When I opened my eyes to face my crumbling reality, at first it seemed like nothing had changed. But as I reached to cling to the door, my hands grasped empty air. Because where the door had stood there was now a tunnel that swallowed the ultraviolet light we had brought forth on the wood. No floor. No ceiling. No old wicker furniture. A passage of darkness.

My gut nudged me forward. A voice called me back, the lilt of the accent so sharp and irresistible and growing so frantic that I almost listened. But intuition screamed louder, it could no longer be silenced, and I stepped into the epicenter.

Chapter 27

The passage sighed in rhythm, a slight wind nipping at my hair and clothes, as if the house was taking a breath. My head swiveled to all sides, where the floor and ceiling should have been but swept over…nothing. Nothing but a black, infinite depth.

I reached for a wall, anxious to grab anything that might help anchor me. Air met my fingers. With the onset of complete darkness, a sudden chill crept around me, the goosebumps forming on my arms as pointed as the tip of a blade. I spun around and shot back towards the entrance, but it had disappeared, along with everything else.

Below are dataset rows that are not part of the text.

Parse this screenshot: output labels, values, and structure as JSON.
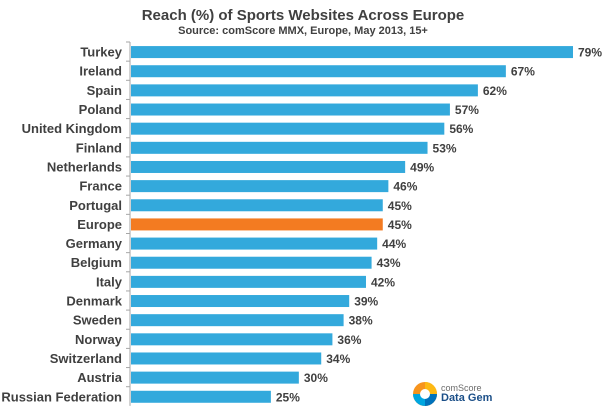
{
  "chart_data": {
    "type": "bar",
    "orientation": "horizontal",
    "title": "Reach (%) of Sports Websites Across  Europe",
    "subtitle": "Source: comScore MMX, Europe, May 2013, 15+",
    "categories": [
      "Turkey",
      "Ireland",
      "Spain",
      "Poland",
      "United Kingdom",
      "Finland",
      "Netherlands",
      "France",
      "Portugal",
      "Europe",
      "Germany",
      "Belgium",
      "Italy",
      "Denmark",
      "Sweden",
      "Norway",
      "Switzerland",
      "Austria",
      "Russian Federation"
    ],
    "values": [
      79,
      67,
      62,
      57,
      56,
      53,
      49,
      46,
      45,
      45,
      44,
      43,
      42,
      39,
      38,
      36,
      34,
      30,
      25
    ],
    "value_suffix": "%",
    "highlight_category": "Europe",
    "xlim": [
      0,
      79
    ],
    "grid": false,
    "colors": {
      "bar": "#33A9DC",
      "highlight": "#F37B21",
      "axis": "#a6a6a6"
    }
  },
  "logo": {
    "name": "comScore",
    "product": "Data Gem",
    "icon": "comscore-logo-icon"
  }
}
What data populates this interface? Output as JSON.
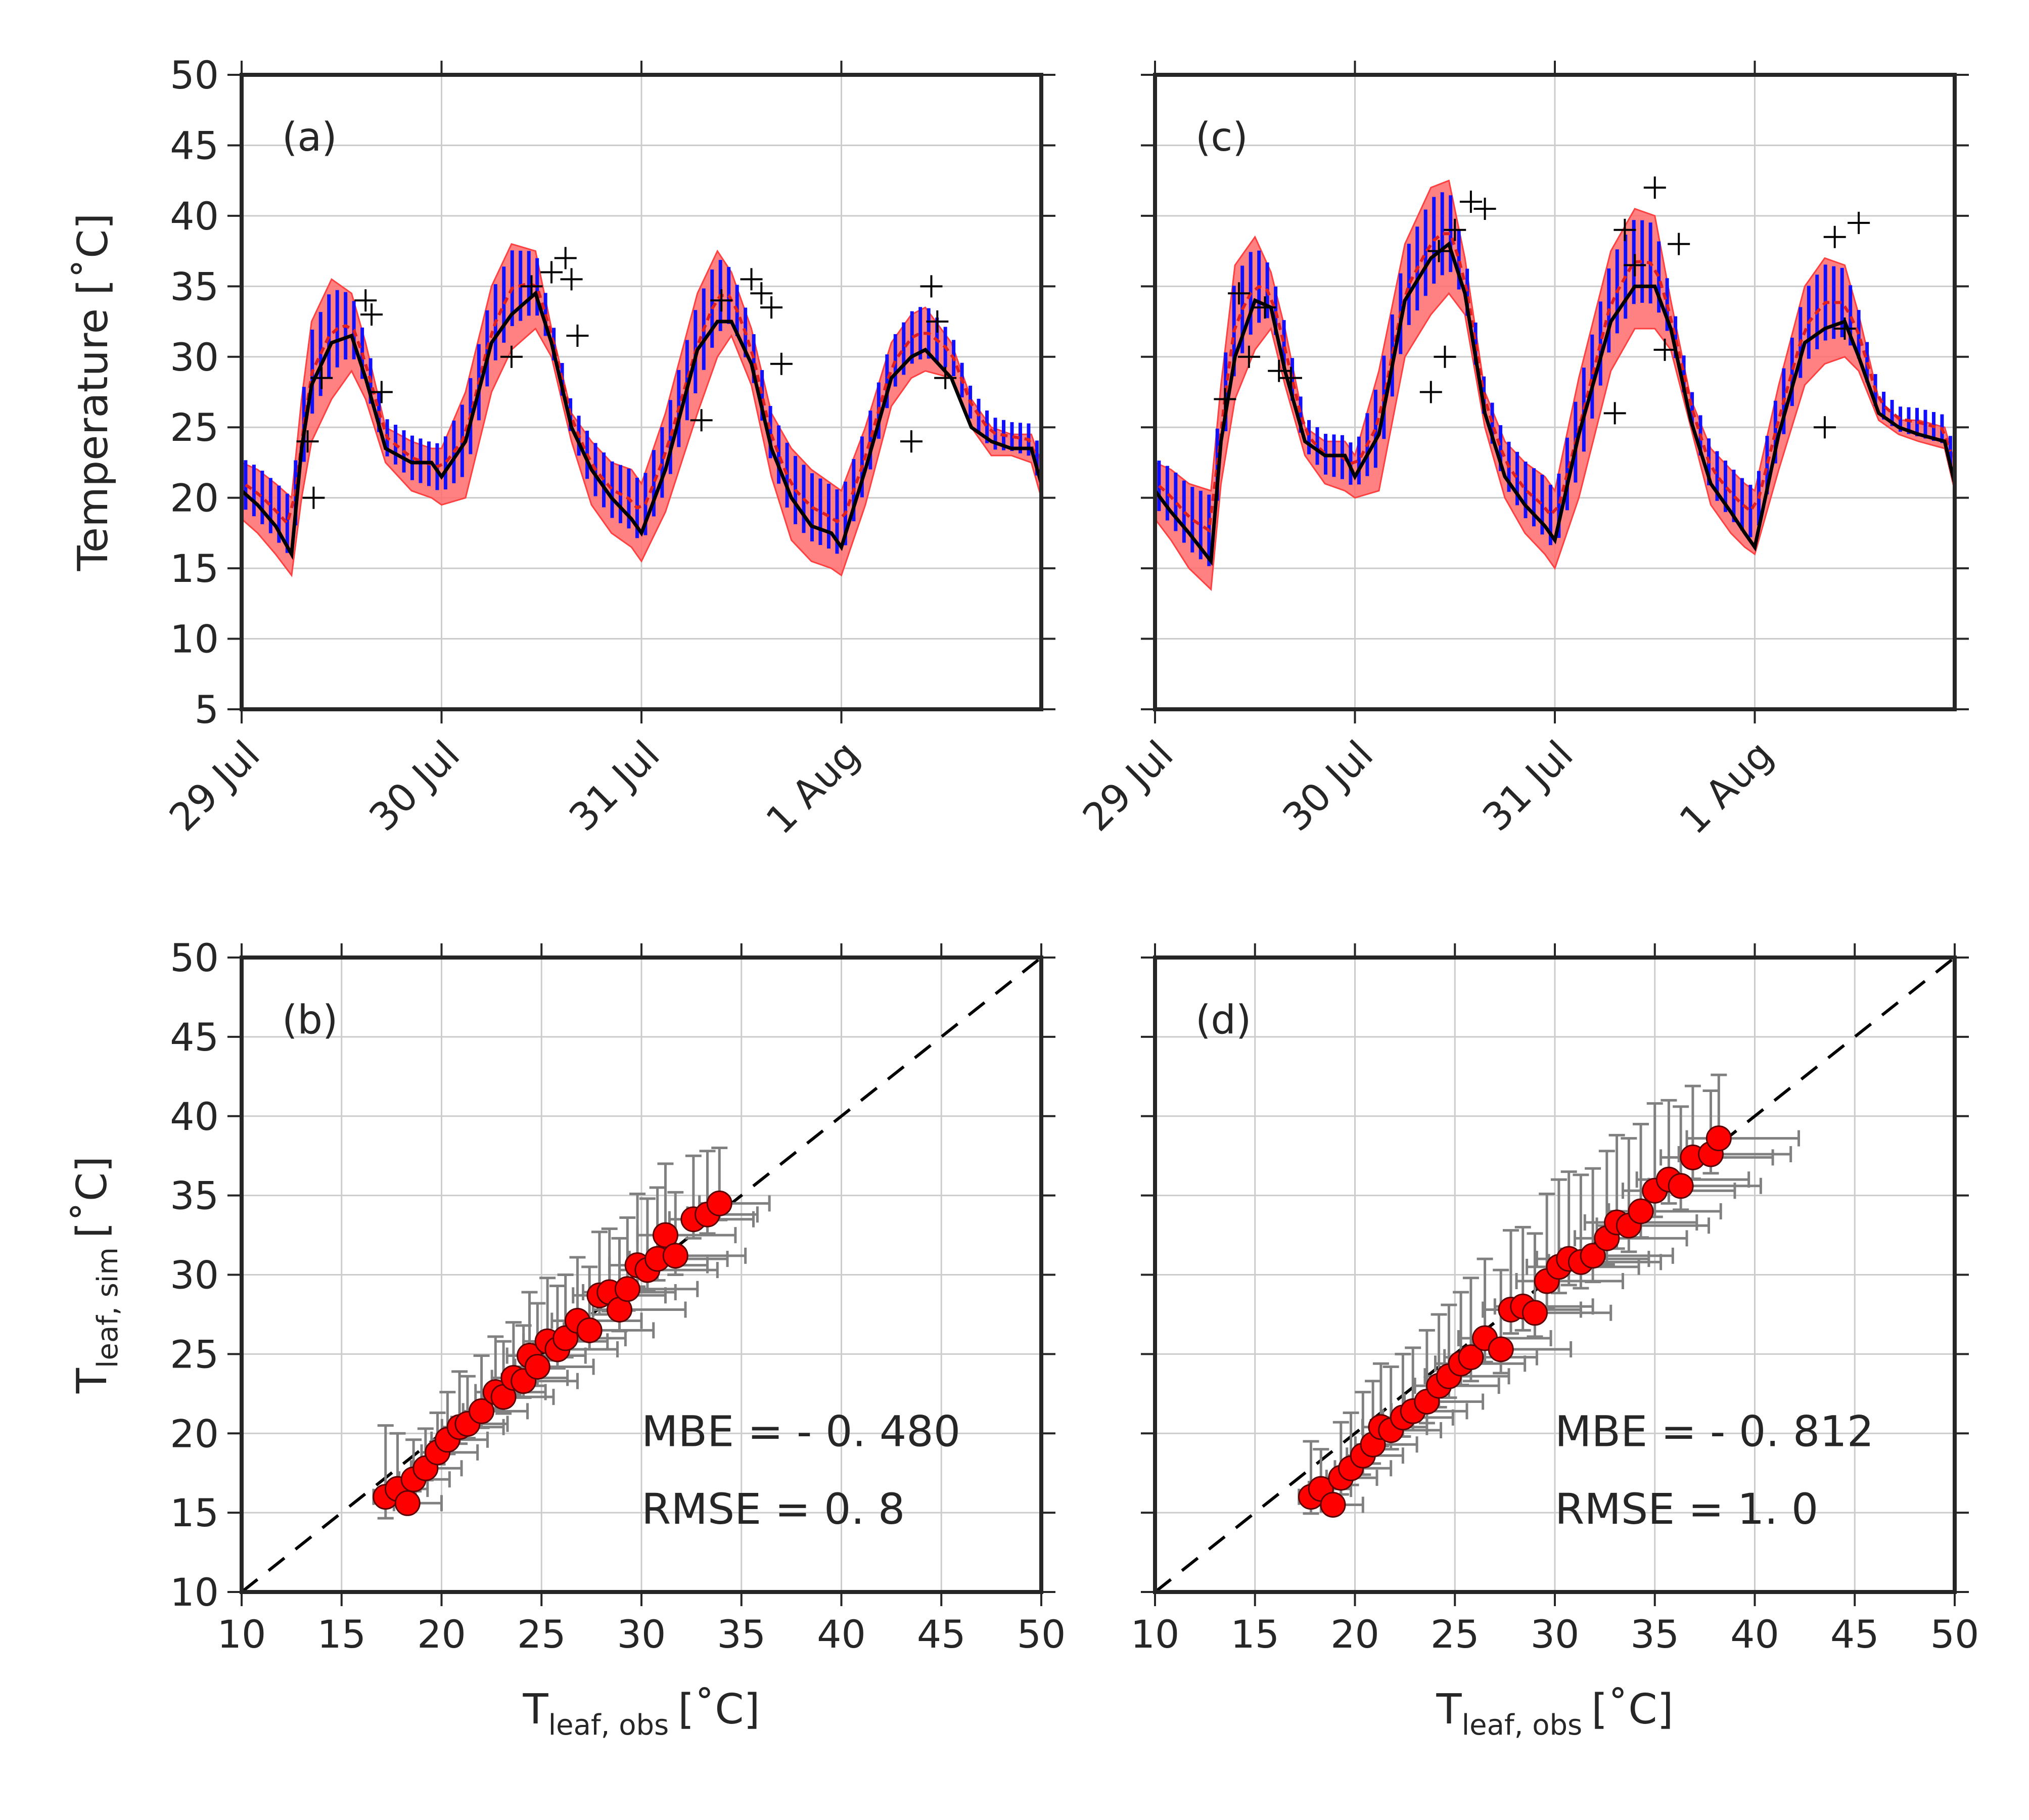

My chest rose and fell in short, frantic heaves. Ryder was out there, and I was stuck here in this void, where there were no signs of life, let alone Madame Myrian.

Panic set in and my senses prickled on the cusp of turning silence into shrieks. Clenching my fists, I gnashed my teeth and willed myself to calm. I stood there, focused on each breath, until my eyes started to adjust. Tiny balls of light, the same purple-white as the markings on the door, dotted the black—as if the elemental symbols had fractured apart and now flecked this nebulous corridor like mini galaxies.

A scuttle came from somewhere in the dark, causing me to nearly jump out of my skin.

I turned on my heels, extra slow. Hardly steady.

“Myrian?” I could have shouted it at the top of my lungs, and it wouldn’t have mattered. My voice was a squeak in this expanse. “Is that you?” My ears narrowed in on a steady hum, like a distant vacuum was on.

A brilliant orb appeared in the vastness, flooding the dark with a pearly iridescence that lit the space like a moon. Rippling with the fluidity of a wave, it sat atop a tourmaline pedestal that seemed to have been carved out of the shadows.

I gravitated towards it with short, eager steps.

Resisting the urge to touch it, I paced around it, transfixed by the milky matter beneath the glass surface. A draft swept the loose strands of hair from my face, and an outline emerged on the other side of the crystal ball. Stirring the air, pulling from the specks of ultraviolet light, until a proper shape materialized.

Buried in her violet robes, her thick auburn hair piled high, Madame Myrian observed me, her indigo stare enlarged and unblinking through her fishbowl glasses.

She bared a near-toothless grin. I was too shocked to return it.

Our relationship picked up right where it left off: in an epic stare down.

But I wouldn’t mistake frailty for harmlessness, petite for punchless, this time. Beneath the sunken cheeks and grandmotherly features, Myrian hid the strength of a lion. I reflexively rubbed my arm where she had grabbed me the last time I saw her.